Em clima de ressaca, vereadores de Paulo
Afonso verbalizaram indignação ao resultado da Câmara Federal, que
aprovou neste domingo, o andamento do processo de impeachment da
presidente Dilma, agora no Senado.
Exceto por Luiz Aureliano (PMDB), que
disse já não existir governo há muito tempo, os demais - não acompanhei a
opinião de Antônio Alexandre (PMDB) - foram na mesma balada: é golpe,
Cunha não presta, não há o que fazer... etc e tal.
Havia, no entanto, expectativa para o
pronunciamento do líder da oposição, Edson Oliveira (PP), porque fala em
nome do Partido Progressista na Câmara Municipal, e, como é sabido, o
partido que até então era da base do governo federal, desembarcou e
exigiu que os deputados votassem pelo “sim”, sob pena de serem expulsos
da legenda.
O deputado federal Mário Júnior (PP), que
carregava a premissa do “não” pela história que tem na base do governo
do estado e dos compromissos firmados com o governador Rui Costa (PT),
viu-se em apuros. “Há três noites não durmo”, disse hoje pela manhã numa
rádio local.
Leia também - Mário Júnior: 'Meu voto é em especial aos eleitores de Paulo Afonso e de Glória' (Vídeo)
Mário Júnior absteve-se, e disse que
assim preservava seu mandato e, consequentemente, dos políticos ligados à
legenda nesta região. “Eu não posso ser irresponsável, e colocar tudo a
perder, inclusive às eleições municipais, tanto em Glória como em Paulo
Afonso, onde eu posso ser candidato, e preciso está elegível”.

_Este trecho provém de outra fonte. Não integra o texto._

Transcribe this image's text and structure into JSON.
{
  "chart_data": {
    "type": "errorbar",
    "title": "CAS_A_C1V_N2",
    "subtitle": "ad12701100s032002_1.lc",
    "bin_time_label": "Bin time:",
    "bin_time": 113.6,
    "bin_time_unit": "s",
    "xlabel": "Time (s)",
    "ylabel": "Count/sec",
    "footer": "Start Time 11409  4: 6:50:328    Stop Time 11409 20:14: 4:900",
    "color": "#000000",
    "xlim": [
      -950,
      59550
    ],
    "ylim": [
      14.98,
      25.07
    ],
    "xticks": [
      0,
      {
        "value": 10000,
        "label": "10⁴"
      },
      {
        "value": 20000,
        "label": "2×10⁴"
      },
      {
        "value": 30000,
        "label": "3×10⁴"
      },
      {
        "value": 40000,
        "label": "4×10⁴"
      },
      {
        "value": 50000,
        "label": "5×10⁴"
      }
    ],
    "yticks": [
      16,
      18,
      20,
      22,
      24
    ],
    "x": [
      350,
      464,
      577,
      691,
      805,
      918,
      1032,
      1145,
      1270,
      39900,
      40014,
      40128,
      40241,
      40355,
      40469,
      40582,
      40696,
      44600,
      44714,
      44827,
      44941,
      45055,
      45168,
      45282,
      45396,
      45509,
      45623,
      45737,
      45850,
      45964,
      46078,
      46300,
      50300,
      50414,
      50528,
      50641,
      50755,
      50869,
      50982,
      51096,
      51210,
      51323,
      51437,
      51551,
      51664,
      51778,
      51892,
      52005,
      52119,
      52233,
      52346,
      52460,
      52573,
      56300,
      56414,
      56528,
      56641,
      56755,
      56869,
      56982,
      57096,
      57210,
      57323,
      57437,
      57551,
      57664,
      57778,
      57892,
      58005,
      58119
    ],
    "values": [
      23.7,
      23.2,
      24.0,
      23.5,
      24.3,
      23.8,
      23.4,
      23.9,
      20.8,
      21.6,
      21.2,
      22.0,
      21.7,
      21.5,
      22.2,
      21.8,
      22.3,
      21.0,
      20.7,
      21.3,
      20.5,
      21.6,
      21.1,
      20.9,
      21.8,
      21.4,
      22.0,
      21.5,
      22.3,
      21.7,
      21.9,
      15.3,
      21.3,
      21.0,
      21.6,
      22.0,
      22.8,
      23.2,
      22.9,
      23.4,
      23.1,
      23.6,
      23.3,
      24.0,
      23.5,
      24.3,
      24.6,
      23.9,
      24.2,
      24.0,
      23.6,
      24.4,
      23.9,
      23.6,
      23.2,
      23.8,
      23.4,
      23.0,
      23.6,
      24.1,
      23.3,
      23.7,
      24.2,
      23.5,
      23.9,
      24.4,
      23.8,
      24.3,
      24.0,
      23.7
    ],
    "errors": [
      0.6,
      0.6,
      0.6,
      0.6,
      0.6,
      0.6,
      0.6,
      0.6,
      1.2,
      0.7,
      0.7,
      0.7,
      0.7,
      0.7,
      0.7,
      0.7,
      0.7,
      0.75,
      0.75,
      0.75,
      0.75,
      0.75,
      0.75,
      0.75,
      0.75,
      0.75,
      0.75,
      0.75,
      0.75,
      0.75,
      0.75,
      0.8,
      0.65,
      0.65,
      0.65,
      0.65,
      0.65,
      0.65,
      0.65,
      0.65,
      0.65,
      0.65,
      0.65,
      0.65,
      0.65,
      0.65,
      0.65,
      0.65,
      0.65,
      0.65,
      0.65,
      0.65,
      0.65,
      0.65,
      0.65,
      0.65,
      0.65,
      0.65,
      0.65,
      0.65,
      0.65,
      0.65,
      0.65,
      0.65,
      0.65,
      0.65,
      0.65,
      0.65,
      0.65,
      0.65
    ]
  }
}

Edson visitou Mário Júnior na última quinta-feira, e disse que o clima nos bastidores do Congresso e nas ruas era tenso:
“Brasília vivia um momento difícil, mas
quero dizer que continuo apoiando Mário Júnior e achei que ele foi
sensato em ter externado seu voto daquela forma, não desagradou ao
partido, nem ao governo baiano”, disse.
Os demais colegas de bancada comungam da
mesma opinião e esperam que Mário Júnior possa está em Paulo Afonso o
quanto antes para acertos políticos.